Electrical – Tried to remove one GU10 bulb, afterwards lost the entire fixture

electrical

We are in a new-to-us home, and the breakfast nook has a hanging fixture with 5 GU10 (or at least I think they are GU10) bulbs, all in a row. The 4th one has been dark since we moved in so I decided to tackle it earlier today.
After much wrasslin' and cussin', I ended up breaking the bulb despite trying the rubber gloves 'push and turn' method.
After getting most of it out, glass shards and all, some of it was still left in there so I tried some pliers, only making the problem worse.
Left it for another day, but as I was about to close up for the night I dimmed this fixture (the fixture uses a Lutron I believe) and after working as normal for a few minutes there was a sound like something between a loud click and a snap, and the entire fixture went dark.
The dimmer switch does not respond at all, and nothing lights up on the little dots in the switch. The breaker panel is all fine, nothing tripped.
I am concerned this could be a fire issue, and of course I'd like to get the fixture working again, even with 4 out of 5 bulbs.
What is the likely problem? Is the fixture toast, or the dimmer, or both? How do I go about troubleshooting? I've done light electrical work before (and one time, in a foolish prior life, actually added a 20 amp breaker to a box but I won't be trying that again). I do have some tools but before trying anything I thought I'd check here first.
Thanks in advance!

Best Answer

Just replace the stupid fixture. The entire point of the GU10 was to force people to stop using filament bulbs and replace them with Compact Flourescent bulbs. This was in the days when the cost for CFC was higher than filament and the lifetime was the same as filament so naturally nobody was interested in buying them except California who was struggling with the shortage of generation capacity due to their stupidity in electrical regulation.

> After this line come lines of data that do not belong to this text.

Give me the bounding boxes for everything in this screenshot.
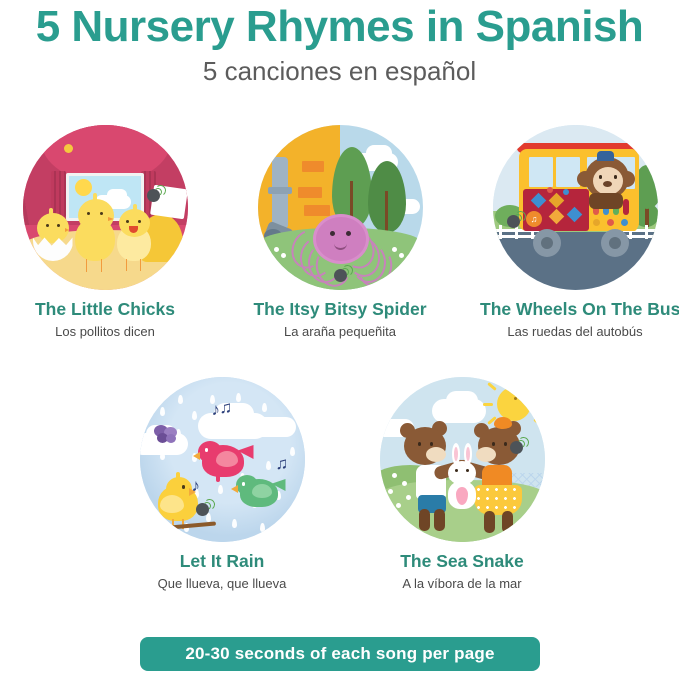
chicks-in-barn-illustration bbox=[23, 125, 188, 290]
song-subtitle: La araña pequeñita bbox=[245, 323, 435, 340]
song-card-the-wheels-on-the-bus[interactable]: ♫ bbox=[480, 125, 670, 340]
monkey-driving-bus-illustration: ♫ bbox=[493, 125, 658, 290]
sound-icon bbox=[147, 187, 164, 204]
song-title: The Sea Snake bbox=[367, 551, 557, 572]
poster-root: 5 Nursery Rhymes in Spanish 5 canciones … bbox=[0, 0, 679, 673]
song-subtitle: Que llueva, que llueva bbox=[127, 575, 317, 592]
sound-icon bbox=[510, 439, 527, 456]
two-bears-and-rabbit-illustration bbox=[380, 377, 545, 542]
spider-and-waterspout-illustration bbox=[258, 125, 423, 290]
duration-banner-label: 20-30 seconds of each song per page bbox=[185, 644, 494, 664]
song-card-let-it-rain[interactable]: ♪ ♫ ♫ ♪ Let It Rain Que llueva, que llue… bbox=[127, 377, 317, 592]
sound-icon bbox=[334, 267, 351, 284]
song-title: The Itsy Bitsy Spider bbox=[245, 299, 435, 320]
song-title: Let It Rain bbox=[127, 551, 317, 572]
song-card-the-itsy-bitsy-spider[interactable]: The Itsy Bitsy Spider La araña pequeñita bbox=[245, 125, 435, 340]
song-subtitle: A la víbora de la mar bbox=[367, 575, 557, 592]
song-card-the-little-chicks[interactable]: The Little Chicks Los pollitos dicen bbox=[10, 125, 200, 340]
page-title: 5 Nursery Rhymes in Spanish bbox=[0, 2, 679, 52]
song-card-the-sea-snake[interactable]: The Sea Snake A la víbora de la mar bbox=[367, 377, 557, 592]
song-subtitle: Las ruedas del autobús bbox=[480, 323, 670, 340]
page-subtitle: 5 canciones en español bbox=[0, 55, 679, 87]
sound-icon bbox=[507, 213, 524, 230]
duration-banner: 20-30 seconds of each song per page bbox=[140, 637, 540, 671]
birds-in-rain-illustration: ♪ ♫ ♫ ♪ bbox=[140, 377, 305, 542]
sound-icon bbox=[196, 501, 213, 518]
song-title: The Little Chicks bbox=[10, 299, 200, 320]
song-subtitle: Los pollitos dicen bbox=[10, 323, 200, 340]
song-title: The Wheels On The Bus bbox=[480, 299, 670, 320]
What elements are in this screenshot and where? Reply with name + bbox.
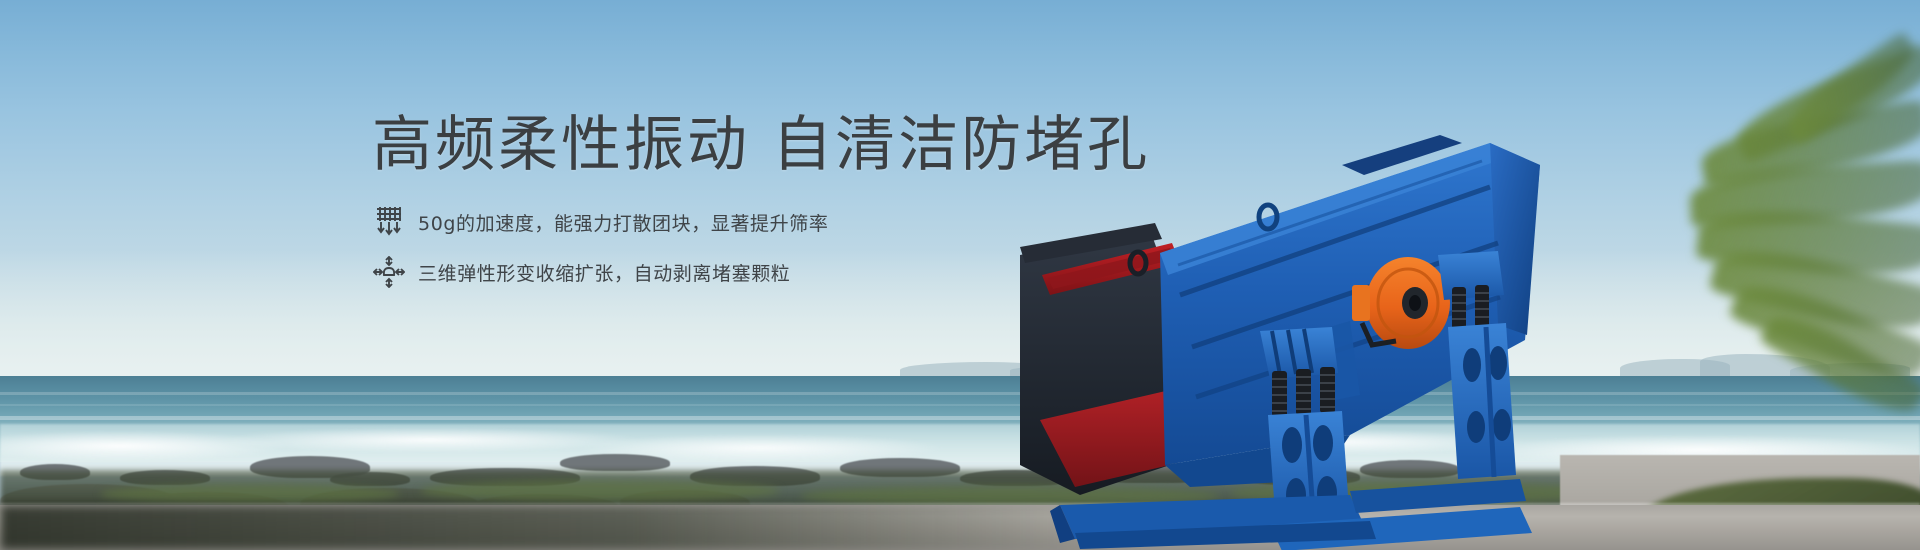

Today, with LEDs the Edison-base replacement market -DWARFS- the GU10 market and with LEDs costing the same as filament and the lifetimes of them so much longer, there is no need for goofy sockets to force people to replace lights with LEDs the cost savings and reduced replacement intervals are plenty good enough for that. The final nail in the GU10 socket was when CA stopped requiring them in new construction.

I haven't seen a new GU10 fixture at Home Depot for quite a while now. Everything is Edison-base and the vast majority of LED bulbs are Edison-base. They have a few token GU10's in basic sizes for apartment dwellers stuck with this strange deviation from what has got to be the most foolproof light socket ever designed, but the cost of GU10 bulbs is rising as the demand has been falling and we all know where that vicious circle is headed.

The former owner of the home knew the future of that light in your nook was fixture replacement and left it for you to do. Take your wife shopping at HD and let her pick out a new fixture and get some good husband brownie points for this one.